STF mantém aumento de pena para crimes contra a honra de servidor público

Atualizado em 5 de fevereiro de 2026 às 20:22
O Supremo Tribunal Federal em sessão. Foto: Rosinei Coutinho/STF

O Supremo Tribunal Federal manteve a validade do dispositivo do Código Penal que prevê aumento de pena para crimes contra a honra cometidos contra servidor público em razão do exercício da função. O julgamento da Arguição de Descumprimento de Preceito Fundamental (ADPF) 338 foi concluído nesta quinta-feira (5).

A ação foi proposta pelo Partido Progressista (PP) contra o artigo 141, inciso II, do Código Penal, que amplia em um terço a pena nos crimes de calúnia, injúria ou difamação quando praticados contra funcionários públicos no exercício do cargo. Segundo o partido, a norma poderia restringir o direito de crítica e violar a liberdade de expressão.

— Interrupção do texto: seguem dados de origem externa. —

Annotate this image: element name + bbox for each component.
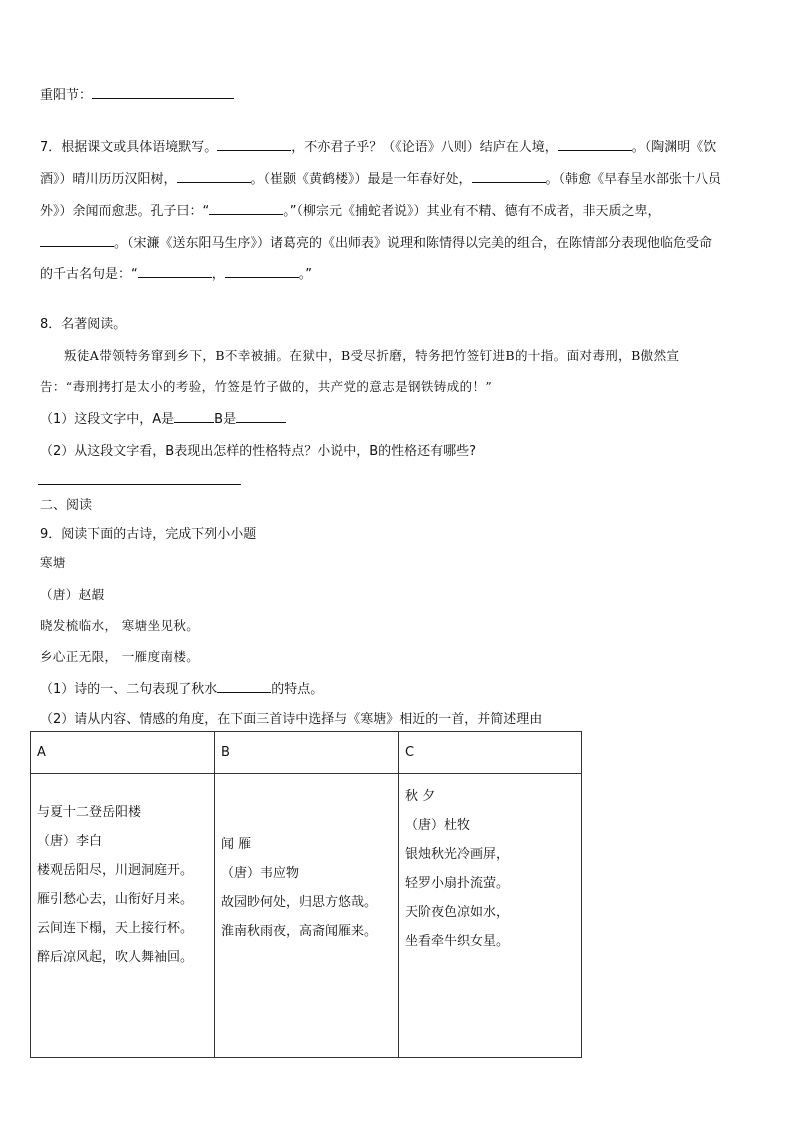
q7-text: ， bbox=[211, 267, 225, 282]
poem-b-line: 故园眇何处，归思方悠哉。 bbox=[221, 895, 378, 910]
poem-b-line: （唐）韦应物 bbox=[221, 866, 300, 881]
q7-line-5 bbox=[40, 263, 312, 282]
answer-blank[interactable] bbox=[472, 170, 546, 183]
header-cell-c: C bbox=[399, 732, 582, 774]
q9-title: 9．阅读下面的古诗，完成下列小小题 bbox=[40, 527, 257, 542]
answer-blank[interactable] bbox=[209, 202, 283, 215]
section-title: 二、阅读 bbox=[40, 498, 93, 513]
q9-sub1-text: （1）诗的一、二句表现了秋水 bbox=[40, 682, 218, 697]
q7-text: 。（陶渊明《饮 bbox=[631, 140, 717, 155]
answer-blank[interactable] bbox=[236, 410, 286, 423]
header-cell-a: A bbox=[31, 732, 215, 774]
poem-c-line: 天阶夜色凉如水， bbox=[405, 905, 510, 920]
answer-blank[interactable] bbox=[558, 138, 632, 151]
q7-line-1 bbox=[40, 136, 716, 155]
q7-text: 。（韩愈《早春呈水部张十八员 bbox=[545, 172, 722, 187]
poem-a-line: 云间连下榻，天上接行杯。 bbox=[37, 921, 194, 936]
table-body-row bbox=[31, 774, 582, 1058]
answer-blank[interactable] bbox=[40, 234, 114, 247]
poem-cell-c bbox=[399, 774, 582, 1058]
answer-blank[interactable] bbox=[225, 265, 299, 278]
table-header-row bbox=[31, 732, 582, 774]
poem-author: （唐）赵嘏 bbox=[40, 587, 105, 602]
answer-blank[interactable] bbox=[217, 138, 291, 151]
q7-text: 7．根据课文或具体语境默写。 bbox=[40, 140, 218, 155]
q8-sub1-text: B是 bbox=[214, 412, 237, 427]
q9-sub1-text: 的特点。 bbox=[271, 682, 324, 697]
q7-text: 的千古名句是：“ bbox=[40, 267, 138, 282]
answer-blank[interactable] bbox=[177, 170, 251, 183]
q7-line-2 bbox=[40, 168, 721, 187]
poem-c-line: 轻罗小扇扑流萤。 bbox=[405, 876, 510, 891]
q7-text: 。（崔颢《黄鹤楼》）最是一年春好处， bbox=[250, 172, 472, 187]
q7-text: 。” bbox=[298, 267, 313, 282]
answer-blank[interactable] bbox=[217, 680, 271, 693]
poem-a-line: （唐）李白 bbox=[37, 834, 103, 849]
answer-blank[interactable] bbox=[174, 410, 214, 423]
q7-line-3 bbox=[40, 200, 661, 219]
poem-c-line: 银烛秋光冷画屏， bbox=[405, 847, 510, 862]
poem-c-line: （唐）杜牧 bbox=[405, 818, 471, 833]
poem-a-line: 醉后凉风起，吹人舞袖回。 bbox=[37, 950, 194, 965]
answer-line[interactable] bbox=[38, 484, 241, 485]
q7-text: 。”（柳宗元《捕蛇者说》）其业有不精、德有不成者，非天质之卑， bbox=[283, 204, 661, 219]
poem-cell-a bbox=[31, 774, 215, 1058]
q7-text: 。（宋濂《送东阳马生序》）诸葛亮的《出师表》说理和陈情得以完美的组合，在陈情部分表现他临危受命 bbox=[114, 236, 713, 251]
q7-line-4 bbox=[40, 232, 712, 251]
q7-text: 酒》）晴川历历汉阳树， bbox=[40, 172, 177, 187]
q9-sub-2: （2）请从内容、情感的角度，在下面三首诗中选择与《寒塘》相近的一首，并简述理由 bbox=[40, 712, 543, 727]
holiday-label: 重阳节： bbox=[40, 88, 93, 103]
answer-blank[interactable] bbox=[138, 265, 212, 278]
answer-blank[interactable] bbox=[92, 86, 234, 99]
q8-sub-1 bbox=[40, 408, 286, 427]
poem-a-line: 与夏十二登岳阳楼 bbox=[37, 805, 142, 820]
poem-comparison-table bbox=[30, 731, 582, 1058]
poem-a-line: 雁引愁心去，山衔好月来。 bbox=[37, 892, 194, 907]
poem-c-line: 秋 夕 bbox=[405, 789, 436, 804]
q8-title: 8．名著阅读。 bbox=[40, 317, 127, 332]
holiday-fill-line bbox=[40, 84, 234, 103]
poem-c-line: 坐看牵牛织女星。 bbox=[405, 934, 510, 949]
poem-b-line: 闻 雁 bbox=[221, 837, 252, 852]
q8-story-line-2: 告：“毒刑拷打是太小的考验，竹签是竹子做的，共产党的意志是钢铁铸成的！” bbox=[40, 379, 493, 394]
q8-sub1-text: （1）这段文字中，A是 bbox=[40, 412, 175, 427]
q8-sub-2: （2）从这段文字看，B表现出怎样的性格特点？小说中，B的性格还有哪些? bbox=[40, 444, 477, 459]
poem-cell-b bbox=[215, 774, 399, 1058]
poem-b-line: 淮南秋雨夜，高斋闻雁来。 bbox=[221, 924, 378, 939]
header-cell-b: B bbox=[215, 732, 399, 774]
poem-line-2: 乡心正无限， 一雁度南楼。 bbox=[40, 649, 200, 664]
poem-a-line: 楼观岳阳尽，川迥洞庭开。 bbox=[37, 863, 194, 878]
q9-sub-1 bbox=[40, 678, 323, 697]
q7-text: 外》）余闻而愈悲。孔子曰：“ bbox=[40, 204, 210, 219]
poem-line-1: 晓发梳临水， 寒塘坐见秋。 bbox=[40, 618, 200, 633]
poem-title: 寒塘 bbox=[40, 555, 66, 570]
q7-text: ，不亦君子乎？（《论语》八则）结庐在人境， bbox=[291, 140, 558, 155]
q8-story-line-1: 叛徒A带领特务窜到乡下，B不幸被捕。在狱中，B受尽折磨，特务把竹签钉进B的十指。面对毒刑，B傲然宣 bbox=[64, 348, 680, 363]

Em maio do ano passado, o relator do processo, o ministro aposentado Luís Roberto Barroso, votou pela procedência parcial da ação, defendendo a manutenção do aumento de pena apenas para o crime de calúnia.

Prevaleceu, contudo, a divergência aberta pelo ministro Flávio Dino, para quem não há inconstitucionalidade na regra. Segundo ele, embora servidores públicos estejam mais expostos a críticas, essas manifestações não podem configurar crimes.

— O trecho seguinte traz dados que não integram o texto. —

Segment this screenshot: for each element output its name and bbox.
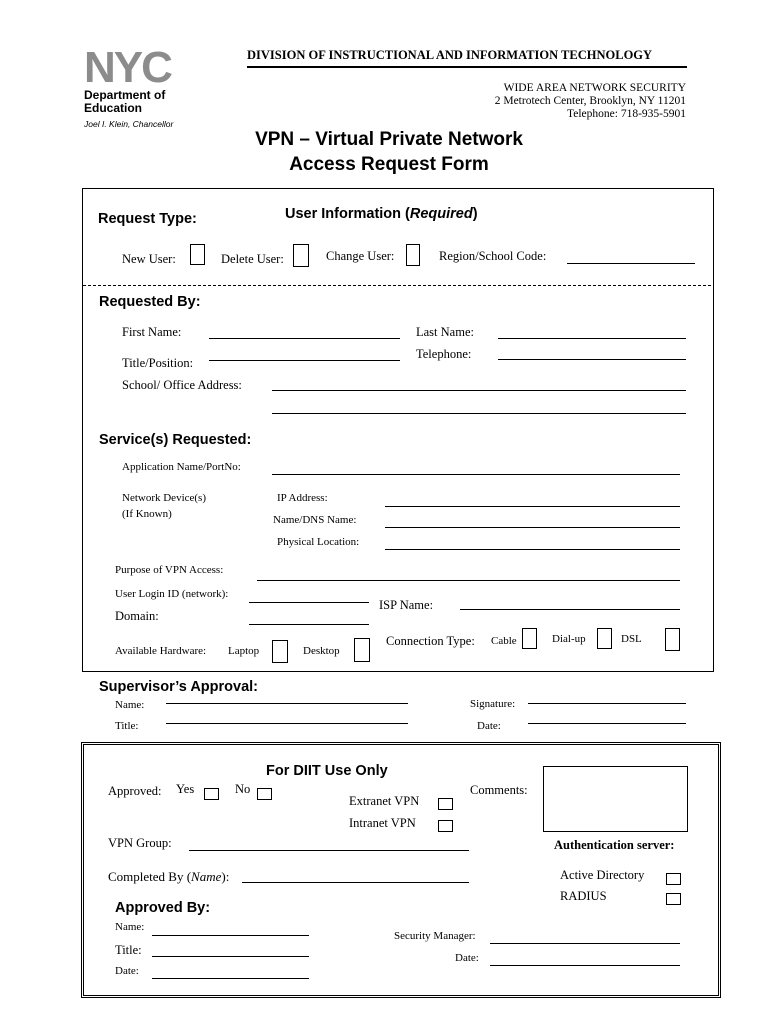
- request-type-heading: Request Type:: [98, 211, 197, 227]
- address-label: School/ Office Address:: [122, 378, 242, 392]
- user-info-prefix: User Information (: [285, 206, 410, 222]
- title-position-field[interactable]: [209, 360, 400, 361]
- form-title-line2: Access Request Form: [289, 154, 489, 175]
- security-manager-label: Security Manager:: [394, 930, 476, 942]
- network-device-label: Network Device(s): [122, 492, 206, 504]
- logo-dept-line2: Education: [84, 101, 143, 115]
- requested-by-heading: Requested By:: [99, 294, 201, 310]
- address-field-1[interactable]: [272, 390, 686, 391]
- region-code-label: Region/School Code:: [439, 249, 547, 263]
- region-code-field[interactable]: [567, 263, 695, 264]
- purpose-field[interactable]: [257, 580, 680, 581]
- extranet-checkbox[interactable]: [438, 798, 453, 810]
- completed-by-label: [108, 869, 229, 885]
- comments-box[interactable]: [543, 766, 688, 832]
- new-user-checkbox[interactable]: [190, 244, 205, 265]
- division-title: DIVISION OF INSTRUCTIONAL AND INFORMATION TECHNOLOGY: [247, 48, 653, 62]
- divider-2: [83, 671, 711, 672]
- login-id-field[interactable]: [249, 602, 369, 603]
- domain-label: Domain:: [115, 609, 159, 623]
- completed-by-name: Name: [191, 869, 222, 884]
- header-address: 2 Metrotech Center, Brooklyn, NY 11201: [494, 95, 686, 107]
- last-name-field[interactable]: [498, 338, 686, 339]
- approver-date-label: Date:: [115, 965, 139, 977]
- intranet-checkbox[interactable]: [438, 820, 453, 832]
- no-checkbox[interactable]: [257, 788, 272, 800]
- telephone-label: Telephone:: [416, 347, 472, 361]
- laptop-label: Laptop: [228, 645, 260, 657]
- desktop-label: Desktop: [303, 645, 340, 657]
- approver-date-field[interactable]: [152, 978, 309, 979]
- first-name-field[interactable]: [209, 338, 400, 339]
- approver-name-label: Name:: [115, 921, 145, 933]
- supervisor-name-label: Name:: [115, 699, 145, 711]
- user-info-heading: [285, 206, 478, 222]
- new-user-label: New User:: [122, 252, 176, 266]
- title-position-label: Title/Position:: [122, 356, 194, 370]
- supervisor-signature-field[interactable]: [528, 703, 686, 704]
- yes-checkbox[interactable]: [204, 788, 219, 800]
- desktop-checkbox[interactable]: [354, 638, 370, 662]
- purpose-label: Purpose of VPN Access:: [115, 564, 224, 576]
- connection-type-label: Connection Type:: [386, 634, 475, 648]
- user-info-suffix: ): [472, 206, 478, 222]
- auth-server-label: Authentication server:: [554, 838, 675, 852]
- physical-location-field[interactable]: [385, 549, 680, 550]
- physical-location-label: Physical Location:: [277, 536, 360, 548]
- active-directory-checkbox[interactable]: [666, 873, 681, 885]
- last-name-label: Last Name:: [416, 325, 474, 339]
- intranet-label: Intranet VPN: [349, 816, 416, 830]
- dialup-label: Dial-up: [552, 633, 586, 645]
- address-field-2[interactable]: [272, 413, 686, 414]
- supervisor-heading: Supervisor’s Approval:: [99, 679, 259, 695]
- header-section: WIDE AREA NETWORK SECURITY: [503, 82, 686, 94]
- logo-chancellor: Joel I. Klein, Chancellor: [84, 119, 174, 129]
- header-phone: Telephone: 718-935-5901: [567, 108, 686, 120]
- extranet-label: Extranet VPN: [349, 794, 420, 808]
- radius-label: RADIUS: [560, 889, 607, 903]
- approver-title-label: Title:: [115, 943, 142, 957]
- diit-heading: For DIIT Use Only: [266, 763, 388, 779]
- change-user-label: Change User:: [326, 249, 395, 263]
- dialup-checkbox[interactable]: [597, 628, 612, 649]
- vpn-group-label: VPN Group:: [108, 836, 172, 850]
- completed-by-suffix: ):: [221, 869, 230, 884]
- comments-label: Comments:: [470, 783, 528, 797]
- vpn-group-field[interactable]: [189, 850, 469, 851]
- supervisor-date-label: Date:: [477, 720, 501, 732]
- dsl-label: DSL: [621, 633, 642, 645]
- application-label: Application Name/PortNo:: [122, 461, 241, 473]
- security-manager-field[interactable]: [490, 943, 680, 944]
- change-user-checkbox[interactable]: [406, 244, 420, 266]
- isp-name-label: ISP Name:: [379, 598, 434, 612]
- radius-checkbox[interactable]: [666, 893, 681, 905]
- approver-title-field[interactable]: [152, 956, 309, 957]
- application-field[interactable]: [272, 474, 680, 475]
- security-date-field[interactable]: [490, 965, 680, 966]
- dns-name-label: Name/DNS Name:: [273, 514, 357, 526]
- delete-user-label: Delete User:: [221, 252, 284, 266]
- user-info-required: Required: [409, 206, 473, 222]
- no-label: No: [235, 782, 251, 796]
- first-name-label: First Name:: [122, 325, 182, 339]
- dns-name-field[interactable]: [385, 527, 680, 528]
- approved-by-heading: Approved By:: [115, 900, 211, 916]
- login-id-label: User Login ID (network):: [115, 588, 229, 600]
- active-directory-label: Active Directory: [560, 868, 645, 882]
- domain-field[interactable]: [249, 624, 369, 625]
- completed-by-field[interactable]: [242, 882, 469, 883]
- cable-checkbox[interactable]: [522, 628, 537, 649]
- supervisor-title-label: Title:: [115, 720, 139, 732]
- ip-address-label: IP Address:: [277, 492, 328, 504]
- approver-name-field[interactable]: [152, 935, 309, 936]
- approved-label: Approved:: [108, 784, 162, 798]
- if-known-label: (If Known): [122, 508, 172, 520]
- isp-name-field[interactable]: [460, 609, 680, 610]
- supervisor-name-field[interactable]: [166, 703, 408, 704]
- cable-label: Cable: [491, 635, 517, 647]
- logo-nyc-text: NYC: [84, 43, 171, 92]
- divider-1: [83, 285, 711, 286]
- header-rule: [247, 66, 687, 68]
- form-title-line1: VPN – Virtual Private Network: [255, 129, 523, 150]
- services-heading: Service(s) Requested:: [99, 432, 252, 448]
- nyc-doe-logo: [84, 43, 174, 130]
- logo-dept-line1: Department of: [84, 88, 166, 102]
- dsl-checkbox[interactable]: [665, 628, 680, 651]
- telephone-field[interactable]: [498, 359, 686, 360]
- supervisor-date-field[interactable]: [528, 723, 686, 724]
- supervisor-signature-label: Signature:: [470, 698, 516, 710]
- ip-address-field[interactable]: [385, 506, 680, 507]
- hardware-label: Available Hardware:: [115, 645, 207, 657]
- completed-by-prefix: Completed By (: [108, 869, 192, 884]
- delete-user-checkbox[interactable]: [293, 244, 309, 267]
- yes-label: Yes: [176, 782, 195, 796]
- supervisor-title-field[interactable]: [166, 723, 408, 724]
- security-date-label: Date:: [455, 952, 479, 964]
- laptop-checkbox[interactable]: [272, 640, 288, 663]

Durante o julgamento, o ministro Nunes Marques afirmou que a norma não impede o direito de crítica aos agentes públicos. “Não há crime contra a honra na hipótese do exercício de crítica dirigida contra o servidor, ainda que de forma ácida, rude ou grosseira”, declarou ao acompanhar a corrente vencedora.

A maioria foi formada pelos ministros Flávio Dino, Cristiano Zanin, Nunes Marques, Alexandre de Moraes, Dias Toffoli e Gilmar Mendes. Ficaram vencidos, total ou parcialmente, os ministros Luís Roberto Barroso, Cármen Lúcia, André Mendonça e Edson Fachin.